In 1538 he was nominated for the shrievalty, but Henry VIII preferred Robert Acton, and in December 1539 he was appointed one of the squires to attend at the reception of Anne of Cleves. His reforming zeal led his friend and neighbour Hugh Latimer to express a wish that there were many more like him. With Thomas Cromwell's fall Tracy lost favour at court, and on 7 July 1546 his books were ordered to be burnt.
In 1548 he was appointed, under the act for the abolition of chantries, one of the commissioners of inquiry for Gloucestershire. In May 1551 he was imprisoned in the Tower for a letter, probably an attack on Warwick's government.
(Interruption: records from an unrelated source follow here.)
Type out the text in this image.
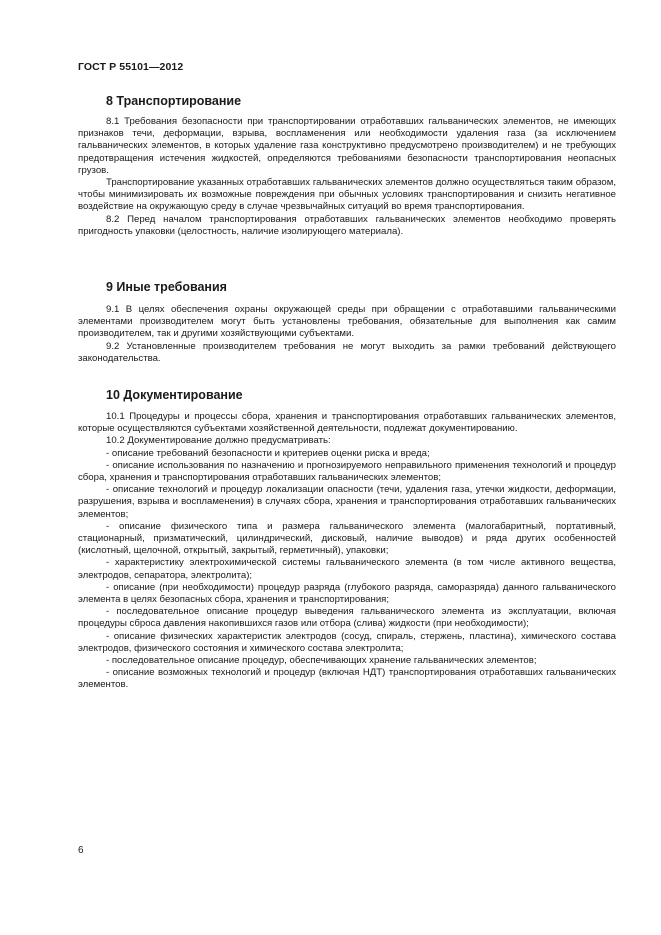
ГОСТ Р 55101—2012
8 Транспортирование

8.1 Требования безопасности при транспортировании отработавших гальванических элементов, не имеющих признаков течи, деформации, взрыва, воспламенения или необходимости удаления газа (за исключением гальванических элементов, в которых удаление газа конструктивно предусмотрено производителем) и не требующих предотвращения истечения жидкостей, определяются требованиями безопасности транспортирования неопасных грузов.

Транспортирование указанных отработавших гальванических элементов должно осуществляться таким образом, чтобы минимизировать их возможные повреждения при обычных условиях транспортирования и снизить негативное воздействие на окружающую среду в случае чрезвычайных ситуаций во время транспортирования.

8.2 Перед началом транспортирования отработавших гальванических элементов необходимо проверять пригодность упаковки (целостность, наличие изолирующего материала).

9 Иные требования

9.1 В целях обеспечения охраны окружающей среды при обращении с отработавшими гальваническими элементами производителем могут быть установлены требования, обязательные для выполнения как самим производителем, так и другими хозяйствующими субъектами.

9.2 Установленные производителем требования не могут выходить за рамки требований действующего законодательства.

10 Документирование

10.1 Процедуры и процессы сбора, хранения и транспортирования отработавших гальванических элементов, которые осуществляются субъектами хозяйственной деятельности, подлежат документированию.

10.2 Документирование должно предусматривать:

- описание требований безопасности и критериев оценки риска и вреда;

- описание использования по назначению и прогнозируемого неправильного применения технологий и процедур сбора, хранения и транспортирования отработавших гальванических элементов;

- описание технологий и процедур локализации опасности (течи, удаления газа, утечки жидкости, деформации, разрушения, взрыва и воспламенения) в случаях сбора, хранения и транспортирования отработавших гальванических элементов;

- описание физического типа и размера гальванического элемента (малогабаритный, портативный, стационарный, призматический, цилиндрический, дисковый, наличие выводов) и ряда других особенностей (кислотный, щелочной, открытый, закрытый, герметичный), упаковки;

- характеристику электрохимической системы гальванического элемента (в том числе активного вещества, электродов, сепаратора, электролита);

- описание (при необходимости) процедур разряда (глубокого разряда, саморазряда) данного гальванического элемента в целях безопасных сбора, хранения и транспортирования;

- последовательное описание процедур выведения гальванического элемента из эксплуатации, включая процедуры сброса давления накопившихся газов или отбора (слива) жидкости (при необходимости);

- описание физических характеристик электродов (сосуд, спираль, стержень, пластина), химического состава электродов, физического состояния и химического состава электролита;

- последовательное описание процедур, обеспечивающих хранение гальванических элементов;

- описание возможных технологий и процедур (включая НДТ) транспортирования отработавших гальванических элементов.

6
He was released on 17 November 1552. On 9 June 1555 his religious views brought him under the notice of Queen Mary's council, but he cleared himself. On 19 September following, however, he again appeared on a charge of having behaved stubbornly towards the Bishop of Gloucester, and in January 1557 he was in trouble for refusing to pay a forced loan. After Elizabeth's accession Tracy served as High Sheriff of Gloucestershire in 1560–61, and in 1565 wrote a protest to William Cecil against the queen's retaining a crucifix in her chapel.
Probably his ‘Profe and Declaration of thys Proposition: Fayth only iustifieth’, dedicated to Henry VIII, but with no date, place, or printer's name, was Tracy's earliest work. It was followed in 1544 by ‘A Supplycation to our most Soueraigne Lorde, Kynge Henry the Eyght.’
In November 1548, during the discussions in convocation and parliament which preceded the issue of Edward VI's first Book of Common Prayer, Tracy published ‘A Bryef and short Declaracyon made wherebye euery Chrysten Man may knowe what is a Sacrament,’ London. He quotes largely from Augustine of Hippo.
Besides these, Tracy is said to have written ‘The Preparation to the Crosse and to Death .... in two bookes,’ 1540. This treatise, bound up with two by John Frith, was found in a cod's belly in Cambridge market in 1626 (see Vox Piscis), and was reprinted in that year by Boler and Milbourne.
By his wife Barbara, daughter of Sir Thomas Lucy (died 1525), Tracy had at least six sons and five daughters. The eldest surviving son, Paul Tracy of Stanway, was created a baronet in 1626. In 1543 Bartholomew Traheron, who had been educated at Tracy's expense and was called his son, dedicated to him his translation of John of Vigo's Surgery.